There are streets that wouldn't say anything to you, streets without a soul, that never leave the slightest trace of memory inside your mind. There are neighborhoods that are so boring, so barren, so sterile, so aseptic that a ghost town looks like Las Vegas next to them. Not so many like those in Barcelona, truth be said. Certainly, the Gracia quarter is not by any chance one of those, not only because of the charming architecture, the cultural activities, the intense night life, the markets, the local stores, the people but also because of the very streets that seem to have a soul of their own. If there is a neighborhood, an ideal kind of neighborhood to get lost into, without a plan, just to wander through the alleys, the squares and fill up your lungs with plenty of vital energy to make yourself feel alive and in tune with your surroundings, that is La Vila de Gracia. As with everything in this world, the sun, its light, the way it comes through the trees, or over the roofs really makes the difference. Of course you can have light elsewhere and it certainly may be as beautiful as any other because we all are under the same star but it is not probable that you have the light, the tiny streets, , the backstreet cafes, the Bohemian atmosphere, the multicultural nature concentrated in such a tiny spot in the middle of a big city. Not that I want you to feel envious about it. I just want you to get to know el Barri de Gràcia in Barcelona cause it's worth every penny and every single minute you spend on it.
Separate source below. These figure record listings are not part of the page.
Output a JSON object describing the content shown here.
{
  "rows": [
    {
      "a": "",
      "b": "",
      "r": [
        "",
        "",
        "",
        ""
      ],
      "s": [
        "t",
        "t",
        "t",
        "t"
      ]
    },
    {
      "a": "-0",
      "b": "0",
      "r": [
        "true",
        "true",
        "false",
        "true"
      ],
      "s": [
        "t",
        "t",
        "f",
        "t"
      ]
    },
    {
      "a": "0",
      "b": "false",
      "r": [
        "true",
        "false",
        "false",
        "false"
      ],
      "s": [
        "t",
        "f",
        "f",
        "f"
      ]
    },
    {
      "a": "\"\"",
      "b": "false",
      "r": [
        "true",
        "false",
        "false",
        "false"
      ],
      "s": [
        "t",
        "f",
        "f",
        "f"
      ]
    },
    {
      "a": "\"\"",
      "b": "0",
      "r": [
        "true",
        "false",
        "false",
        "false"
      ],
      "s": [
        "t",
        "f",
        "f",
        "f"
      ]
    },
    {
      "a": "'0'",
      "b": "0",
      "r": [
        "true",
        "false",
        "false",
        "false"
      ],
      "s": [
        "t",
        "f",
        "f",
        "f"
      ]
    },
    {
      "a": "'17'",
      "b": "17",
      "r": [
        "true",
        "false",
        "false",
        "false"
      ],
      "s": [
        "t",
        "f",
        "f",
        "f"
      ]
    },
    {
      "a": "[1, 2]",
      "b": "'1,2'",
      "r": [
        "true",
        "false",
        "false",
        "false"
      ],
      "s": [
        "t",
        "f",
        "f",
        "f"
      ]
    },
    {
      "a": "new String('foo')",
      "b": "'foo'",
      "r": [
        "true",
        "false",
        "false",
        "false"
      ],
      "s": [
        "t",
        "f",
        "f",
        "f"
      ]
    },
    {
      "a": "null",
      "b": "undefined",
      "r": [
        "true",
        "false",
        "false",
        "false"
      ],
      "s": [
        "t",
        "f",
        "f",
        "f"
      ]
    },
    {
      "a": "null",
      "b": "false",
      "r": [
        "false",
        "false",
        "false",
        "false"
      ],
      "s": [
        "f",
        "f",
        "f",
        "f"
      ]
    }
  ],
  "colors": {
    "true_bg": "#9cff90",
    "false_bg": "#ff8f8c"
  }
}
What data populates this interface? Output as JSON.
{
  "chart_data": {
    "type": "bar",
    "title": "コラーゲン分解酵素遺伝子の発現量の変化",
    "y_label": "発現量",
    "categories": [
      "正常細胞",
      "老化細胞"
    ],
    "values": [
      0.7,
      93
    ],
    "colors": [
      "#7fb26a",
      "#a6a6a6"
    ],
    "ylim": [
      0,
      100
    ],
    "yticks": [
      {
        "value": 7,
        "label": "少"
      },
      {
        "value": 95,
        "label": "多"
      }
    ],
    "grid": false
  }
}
In the picture,

December 04, 2012

Stick Dancers or Bastoners: Anklet with Bells Detail

Bastoners or Stick dancers shoes detail

Catalan folklore feeds on ancient traditions lost in the common past of Mediterranean countries. Stick dance (Cat. Ball de Bastons) was documented for the first time in Catalonia in XII a.d. and then more frequently after XVIII but it has always been part of this region's history besides the fact that it came either from the Greeks, some parts of Asia or even other regions in Europe. The exact origin is uncertain. In the Basque country this dance is very extended as well for example and each region has their own peculiarities when it comes to dresses, sticks or ways of dancing. I am not going to enter into that. Maybe talking about Bastoners or stick dancers as they are today, organized in groups or colles as they have been for the last three centuries according to historical records is easier. To begin with, let me say that there are more than 100 colles all over Catalonia perhaps and about fifty are grouped under the direction of Coordinadora de Ball de Bastons de Catalunya. They all have their own history that is normally linked to the town or neighborhood in which they live. The feet you see in the image, adorned with bells (Cat. picarols) sewn into this piece of cloth called camal or turmellera belong to a stick dancer from a group called Bastoners de Gràcia. I have more pictures of this colla to be posted here. I just want to add for the moment that these colles may be made up of 8,10,12 or 16 dancers. One of them carries a flag with their symbols and the name of the group and usually they also have that name or badge embroidered in their clothes. They carry handkerchiefs around their necks and a colorful waistband over white pants and shirts. Besides they wear espadrilles (Cat. espardenyes). More to know soon.